Le panchine semi smontate, nella piazza centrale.

“Esci di casa? Io ti tolgo la panchina in piazza”: l’iniziativa dell’amministrazione

Gli operai incaricati dal municipio hanno lasciato soltanto gli scheletri metallici delle panchine, come deterrente ad assembramenti

SANNICOLA – Ancora tanti cittadini non ne vogliono sapere di attenersi agli obblighi imposti dal decreto della Presidenza del consiglio dei ministri, per contenere la diffusione del Coronavirus. In giro con un alibi sempre pronto, nonostante le raccomandazioni di noti epidemiologi, non li fermano neppure le denunce penali che, a centinaia, stanno fioccando su tutto il Salento da parte delle forze dell’ordine. Allora entrano in campo anche alcune scelte degli amministratori. Grottesche ma, si spera, utili. L’ultima, in ordine di tempo, arriva da Sannicola, dove questa mattina i dipendenti del Municipio hanno smontato le panchine di Piazza della Repubblica, per evitare assembramenti. Di anziani, più che altro, avvezzi a chiacchierare durante le ore di sole.

Della serie: “Ve la tolgo quella panchina”. Un operaio incaricato dall’amministrazione ha così sfilato le sedute e gli schienali, lasciando soltanto gli scheletri metallici delle vecchie strutture.
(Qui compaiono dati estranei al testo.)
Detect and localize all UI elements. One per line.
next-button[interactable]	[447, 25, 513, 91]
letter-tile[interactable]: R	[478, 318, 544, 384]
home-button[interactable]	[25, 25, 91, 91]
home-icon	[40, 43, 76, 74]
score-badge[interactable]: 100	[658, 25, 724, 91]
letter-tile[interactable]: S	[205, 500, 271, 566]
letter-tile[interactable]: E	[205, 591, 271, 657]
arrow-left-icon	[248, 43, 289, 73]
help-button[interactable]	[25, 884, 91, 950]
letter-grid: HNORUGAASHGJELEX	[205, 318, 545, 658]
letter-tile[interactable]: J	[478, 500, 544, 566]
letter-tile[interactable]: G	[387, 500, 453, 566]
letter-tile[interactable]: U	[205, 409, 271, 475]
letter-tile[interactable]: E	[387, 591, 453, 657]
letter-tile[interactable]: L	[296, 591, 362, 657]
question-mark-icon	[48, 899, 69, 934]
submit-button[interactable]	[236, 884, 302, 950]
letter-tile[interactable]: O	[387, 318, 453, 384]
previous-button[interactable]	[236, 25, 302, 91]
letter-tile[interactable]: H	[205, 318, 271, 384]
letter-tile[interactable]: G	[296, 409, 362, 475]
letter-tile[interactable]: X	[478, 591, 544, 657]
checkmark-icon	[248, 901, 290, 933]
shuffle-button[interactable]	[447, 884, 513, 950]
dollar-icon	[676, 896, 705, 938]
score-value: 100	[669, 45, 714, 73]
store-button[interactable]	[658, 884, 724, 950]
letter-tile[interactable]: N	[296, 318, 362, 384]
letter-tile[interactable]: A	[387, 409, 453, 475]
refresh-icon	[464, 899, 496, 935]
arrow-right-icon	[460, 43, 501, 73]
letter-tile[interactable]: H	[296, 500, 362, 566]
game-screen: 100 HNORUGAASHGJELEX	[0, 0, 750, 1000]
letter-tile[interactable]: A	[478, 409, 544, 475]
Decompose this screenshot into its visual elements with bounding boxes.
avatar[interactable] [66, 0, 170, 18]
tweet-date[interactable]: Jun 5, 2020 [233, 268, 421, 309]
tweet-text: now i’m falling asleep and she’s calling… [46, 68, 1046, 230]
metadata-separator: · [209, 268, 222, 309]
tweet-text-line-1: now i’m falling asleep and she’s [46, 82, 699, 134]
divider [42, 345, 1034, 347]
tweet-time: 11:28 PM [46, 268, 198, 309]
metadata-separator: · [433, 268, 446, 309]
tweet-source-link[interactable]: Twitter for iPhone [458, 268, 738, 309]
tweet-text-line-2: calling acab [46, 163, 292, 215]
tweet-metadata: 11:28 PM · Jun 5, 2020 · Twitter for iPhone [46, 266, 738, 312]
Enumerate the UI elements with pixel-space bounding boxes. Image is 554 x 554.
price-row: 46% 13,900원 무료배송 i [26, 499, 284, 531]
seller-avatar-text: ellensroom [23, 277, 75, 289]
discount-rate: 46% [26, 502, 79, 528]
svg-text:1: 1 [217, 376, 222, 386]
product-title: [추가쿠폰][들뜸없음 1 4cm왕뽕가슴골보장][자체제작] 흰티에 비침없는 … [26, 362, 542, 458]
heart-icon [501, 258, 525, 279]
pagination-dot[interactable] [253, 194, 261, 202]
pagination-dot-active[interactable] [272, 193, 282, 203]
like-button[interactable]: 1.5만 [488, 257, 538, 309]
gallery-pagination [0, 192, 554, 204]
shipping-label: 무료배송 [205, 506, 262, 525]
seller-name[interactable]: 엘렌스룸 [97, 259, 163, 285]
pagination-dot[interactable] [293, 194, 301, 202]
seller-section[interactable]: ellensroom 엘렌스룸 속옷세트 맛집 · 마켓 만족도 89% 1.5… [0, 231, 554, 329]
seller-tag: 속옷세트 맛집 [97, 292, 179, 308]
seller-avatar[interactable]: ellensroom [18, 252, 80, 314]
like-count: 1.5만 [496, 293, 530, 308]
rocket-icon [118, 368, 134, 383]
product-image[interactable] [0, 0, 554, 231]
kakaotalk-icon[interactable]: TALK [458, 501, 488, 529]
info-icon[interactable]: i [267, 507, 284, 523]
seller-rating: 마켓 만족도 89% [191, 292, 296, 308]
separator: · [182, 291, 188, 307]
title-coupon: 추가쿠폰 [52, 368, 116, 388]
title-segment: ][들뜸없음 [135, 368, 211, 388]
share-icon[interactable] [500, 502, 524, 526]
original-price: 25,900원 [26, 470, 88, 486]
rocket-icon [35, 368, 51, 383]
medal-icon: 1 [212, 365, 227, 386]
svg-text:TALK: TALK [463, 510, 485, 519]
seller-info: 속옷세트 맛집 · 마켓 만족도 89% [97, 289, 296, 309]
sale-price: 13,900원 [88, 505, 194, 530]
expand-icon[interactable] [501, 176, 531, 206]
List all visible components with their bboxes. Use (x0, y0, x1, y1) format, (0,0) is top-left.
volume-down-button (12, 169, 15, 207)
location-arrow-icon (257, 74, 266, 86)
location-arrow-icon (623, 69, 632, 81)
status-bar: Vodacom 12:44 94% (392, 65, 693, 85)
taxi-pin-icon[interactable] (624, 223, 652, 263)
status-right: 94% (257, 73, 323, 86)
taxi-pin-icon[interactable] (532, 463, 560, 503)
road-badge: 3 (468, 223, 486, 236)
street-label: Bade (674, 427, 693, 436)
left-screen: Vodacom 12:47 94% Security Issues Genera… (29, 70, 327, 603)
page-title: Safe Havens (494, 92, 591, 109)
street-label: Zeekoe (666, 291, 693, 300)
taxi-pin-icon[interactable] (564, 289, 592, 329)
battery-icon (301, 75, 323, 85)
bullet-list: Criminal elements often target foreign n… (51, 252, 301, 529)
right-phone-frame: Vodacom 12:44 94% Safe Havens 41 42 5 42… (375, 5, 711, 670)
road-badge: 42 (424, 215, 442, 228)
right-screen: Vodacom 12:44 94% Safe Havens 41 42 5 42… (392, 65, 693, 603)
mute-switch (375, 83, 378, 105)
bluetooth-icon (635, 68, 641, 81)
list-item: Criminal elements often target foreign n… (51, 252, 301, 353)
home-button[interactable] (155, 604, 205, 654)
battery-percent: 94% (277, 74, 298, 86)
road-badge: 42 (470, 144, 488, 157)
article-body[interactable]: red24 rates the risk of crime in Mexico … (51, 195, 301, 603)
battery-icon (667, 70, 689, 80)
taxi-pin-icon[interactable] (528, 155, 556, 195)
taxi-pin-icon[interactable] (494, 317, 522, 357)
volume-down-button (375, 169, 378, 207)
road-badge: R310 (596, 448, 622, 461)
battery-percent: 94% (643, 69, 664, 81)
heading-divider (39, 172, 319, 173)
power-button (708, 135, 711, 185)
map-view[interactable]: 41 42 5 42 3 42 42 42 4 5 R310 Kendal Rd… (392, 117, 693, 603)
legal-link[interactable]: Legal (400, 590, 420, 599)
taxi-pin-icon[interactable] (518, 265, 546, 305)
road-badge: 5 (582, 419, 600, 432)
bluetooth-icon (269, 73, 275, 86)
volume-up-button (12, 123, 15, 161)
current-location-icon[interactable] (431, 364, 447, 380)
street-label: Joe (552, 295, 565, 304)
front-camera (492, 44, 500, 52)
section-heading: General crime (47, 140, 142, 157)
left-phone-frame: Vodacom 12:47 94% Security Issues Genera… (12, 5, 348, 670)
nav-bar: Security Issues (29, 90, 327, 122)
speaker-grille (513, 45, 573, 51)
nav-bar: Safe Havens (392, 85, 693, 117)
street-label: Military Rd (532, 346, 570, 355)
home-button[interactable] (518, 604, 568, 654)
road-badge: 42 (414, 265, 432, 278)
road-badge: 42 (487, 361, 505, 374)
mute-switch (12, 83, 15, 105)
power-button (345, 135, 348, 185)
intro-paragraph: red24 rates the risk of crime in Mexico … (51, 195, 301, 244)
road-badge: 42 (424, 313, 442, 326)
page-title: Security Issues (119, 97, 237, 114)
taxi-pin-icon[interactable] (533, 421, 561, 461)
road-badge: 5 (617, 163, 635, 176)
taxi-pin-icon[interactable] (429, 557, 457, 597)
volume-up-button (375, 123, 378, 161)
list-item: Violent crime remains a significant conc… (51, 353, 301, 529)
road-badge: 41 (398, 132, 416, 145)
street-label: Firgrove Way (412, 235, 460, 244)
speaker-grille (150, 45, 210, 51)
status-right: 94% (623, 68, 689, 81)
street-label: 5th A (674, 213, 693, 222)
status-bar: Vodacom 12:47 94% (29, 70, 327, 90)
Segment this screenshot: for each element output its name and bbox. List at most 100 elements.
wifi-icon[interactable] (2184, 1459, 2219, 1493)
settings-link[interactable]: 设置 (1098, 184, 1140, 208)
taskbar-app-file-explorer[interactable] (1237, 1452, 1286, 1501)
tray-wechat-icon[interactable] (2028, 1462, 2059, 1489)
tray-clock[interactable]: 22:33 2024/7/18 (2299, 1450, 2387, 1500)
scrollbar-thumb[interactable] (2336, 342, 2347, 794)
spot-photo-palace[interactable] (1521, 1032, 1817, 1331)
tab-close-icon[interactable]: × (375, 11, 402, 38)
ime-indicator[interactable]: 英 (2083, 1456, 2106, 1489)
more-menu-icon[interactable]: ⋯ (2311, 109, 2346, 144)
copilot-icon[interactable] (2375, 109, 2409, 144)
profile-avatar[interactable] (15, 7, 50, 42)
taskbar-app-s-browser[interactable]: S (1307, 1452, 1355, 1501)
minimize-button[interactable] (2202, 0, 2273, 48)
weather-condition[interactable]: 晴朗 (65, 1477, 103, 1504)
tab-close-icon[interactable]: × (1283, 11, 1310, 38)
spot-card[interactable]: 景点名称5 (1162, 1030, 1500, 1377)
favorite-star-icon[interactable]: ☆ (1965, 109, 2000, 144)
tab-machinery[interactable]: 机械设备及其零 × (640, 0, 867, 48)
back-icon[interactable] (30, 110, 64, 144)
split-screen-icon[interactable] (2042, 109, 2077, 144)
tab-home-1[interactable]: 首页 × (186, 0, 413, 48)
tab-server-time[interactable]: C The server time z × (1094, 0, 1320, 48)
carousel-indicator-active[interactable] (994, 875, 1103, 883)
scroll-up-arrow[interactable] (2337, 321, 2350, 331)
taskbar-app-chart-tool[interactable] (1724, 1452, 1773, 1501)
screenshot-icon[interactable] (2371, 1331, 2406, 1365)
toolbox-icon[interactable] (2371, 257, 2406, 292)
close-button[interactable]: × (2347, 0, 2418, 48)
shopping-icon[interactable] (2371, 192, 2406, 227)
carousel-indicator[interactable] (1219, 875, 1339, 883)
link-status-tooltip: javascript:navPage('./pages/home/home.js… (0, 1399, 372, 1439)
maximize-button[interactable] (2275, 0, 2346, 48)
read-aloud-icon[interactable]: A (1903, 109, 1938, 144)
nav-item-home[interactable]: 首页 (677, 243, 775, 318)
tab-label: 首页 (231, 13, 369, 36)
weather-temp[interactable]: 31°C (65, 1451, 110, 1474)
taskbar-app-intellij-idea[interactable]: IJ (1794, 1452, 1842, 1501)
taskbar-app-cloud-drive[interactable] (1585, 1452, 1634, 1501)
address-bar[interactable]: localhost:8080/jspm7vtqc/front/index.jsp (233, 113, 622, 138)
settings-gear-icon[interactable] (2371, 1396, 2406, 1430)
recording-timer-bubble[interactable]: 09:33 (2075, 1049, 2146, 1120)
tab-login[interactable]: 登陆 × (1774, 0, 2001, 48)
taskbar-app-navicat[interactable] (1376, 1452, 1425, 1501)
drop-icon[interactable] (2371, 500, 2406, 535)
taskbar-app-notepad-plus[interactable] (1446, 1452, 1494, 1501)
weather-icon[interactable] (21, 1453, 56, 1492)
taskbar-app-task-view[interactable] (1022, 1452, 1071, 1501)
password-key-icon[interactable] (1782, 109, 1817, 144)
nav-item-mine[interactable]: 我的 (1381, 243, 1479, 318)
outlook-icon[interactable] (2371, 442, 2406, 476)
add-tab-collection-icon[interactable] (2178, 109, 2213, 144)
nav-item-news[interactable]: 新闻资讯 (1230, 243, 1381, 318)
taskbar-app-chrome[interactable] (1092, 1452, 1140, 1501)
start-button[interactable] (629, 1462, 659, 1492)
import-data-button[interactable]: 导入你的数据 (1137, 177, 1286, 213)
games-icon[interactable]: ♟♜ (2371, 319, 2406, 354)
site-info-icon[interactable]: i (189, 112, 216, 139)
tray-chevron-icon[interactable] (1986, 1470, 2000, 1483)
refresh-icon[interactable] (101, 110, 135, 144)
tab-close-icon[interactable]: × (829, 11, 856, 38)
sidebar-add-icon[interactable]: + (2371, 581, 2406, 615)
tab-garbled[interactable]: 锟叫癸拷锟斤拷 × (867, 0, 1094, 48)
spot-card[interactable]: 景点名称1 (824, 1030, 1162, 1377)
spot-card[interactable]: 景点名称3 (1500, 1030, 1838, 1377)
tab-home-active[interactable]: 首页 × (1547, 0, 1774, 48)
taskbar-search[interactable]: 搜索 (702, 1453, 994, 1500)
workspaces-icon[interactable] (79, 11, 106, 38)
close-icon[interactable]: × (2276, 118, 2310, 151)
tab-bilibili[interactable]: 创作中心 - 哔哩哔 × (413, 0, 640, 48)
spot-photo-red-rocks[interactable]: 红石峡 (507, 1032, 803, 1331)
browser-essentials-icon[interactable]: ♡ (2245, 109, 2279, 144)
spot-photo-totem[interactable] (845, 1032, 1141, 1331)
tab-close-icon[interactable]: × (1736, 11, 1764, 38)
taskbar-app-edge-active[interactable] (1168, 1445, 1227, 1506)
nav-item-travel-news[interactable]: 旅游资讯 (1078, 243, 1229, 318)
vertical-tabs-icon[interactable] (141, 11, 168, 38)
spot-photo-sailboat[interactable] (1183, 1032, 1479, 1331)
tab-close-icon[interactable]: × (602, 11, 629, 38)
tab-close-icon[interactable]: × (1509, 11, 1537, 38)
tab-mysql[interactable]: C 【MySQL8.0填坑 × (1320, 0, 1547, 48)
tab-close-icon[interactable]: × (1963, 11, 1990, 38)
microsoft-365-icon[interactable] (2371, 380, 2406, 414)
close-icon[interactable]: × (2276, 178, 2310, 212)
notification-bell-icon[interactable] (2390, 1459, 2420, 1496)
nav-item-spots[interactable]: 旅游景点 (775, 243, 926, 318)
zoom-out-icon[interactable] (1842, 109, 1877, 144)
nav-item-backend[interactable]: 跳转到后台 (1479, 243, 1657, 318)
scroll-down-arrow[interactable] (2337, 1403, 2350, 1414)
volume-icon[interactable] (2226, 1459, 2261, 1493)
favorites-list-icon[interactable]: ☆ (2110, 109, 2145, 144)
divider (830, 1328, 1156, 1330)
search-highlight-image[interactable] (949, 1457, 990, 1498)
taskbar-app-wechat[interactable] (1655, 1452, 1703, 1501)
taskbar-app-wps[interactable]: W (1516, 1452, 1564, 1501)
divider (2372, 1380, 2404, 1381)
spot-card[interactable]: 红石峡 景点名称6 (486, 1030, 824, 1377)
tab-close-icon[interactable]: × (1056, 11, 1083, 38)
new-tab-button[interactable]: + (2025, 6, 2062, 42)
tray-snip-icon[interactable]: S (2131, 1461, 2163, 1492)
A mo’ di deterrente sono stati anche affissi i nastri biancorossi, tipicamente usati per i sigilli, per scoraggiare i cittadini a sedersi. Ma pur volendo, ovviamente, non potrebbero più farlo. La scelta dell’ente locale non è la sola. Altri amministratori, come a Nardò, hanno optato per decisioni impopolari e inconsuete. Il municipio neretino ha infatti persino “chiuso” il lungomare, il mare stesso e il Parco di Porto Selvaggio per scoraggiare scampagnate e ritrovi collettivi.

I social network, inoltre, hanno funto da cassa di risonanza per un messaggio audio, divulgato dal primo cittadino di Ruffano: con l’inno di Mameli come sfondo sonoro, il sindaco ha invitato la propria cittadinanza a rispettare una regola, quella del “nessuno incontri nessuno”. Ma sono soltanto alcune delle iniziative intraprese a livello locale. Se la quarantena collettiva dovesse protrarsi, facendo slittare la scadenza prevista  per il 3 aprile, certamente assisteremo ad altre, insolite (e buffe) iniziative nei vari comuni del Salento.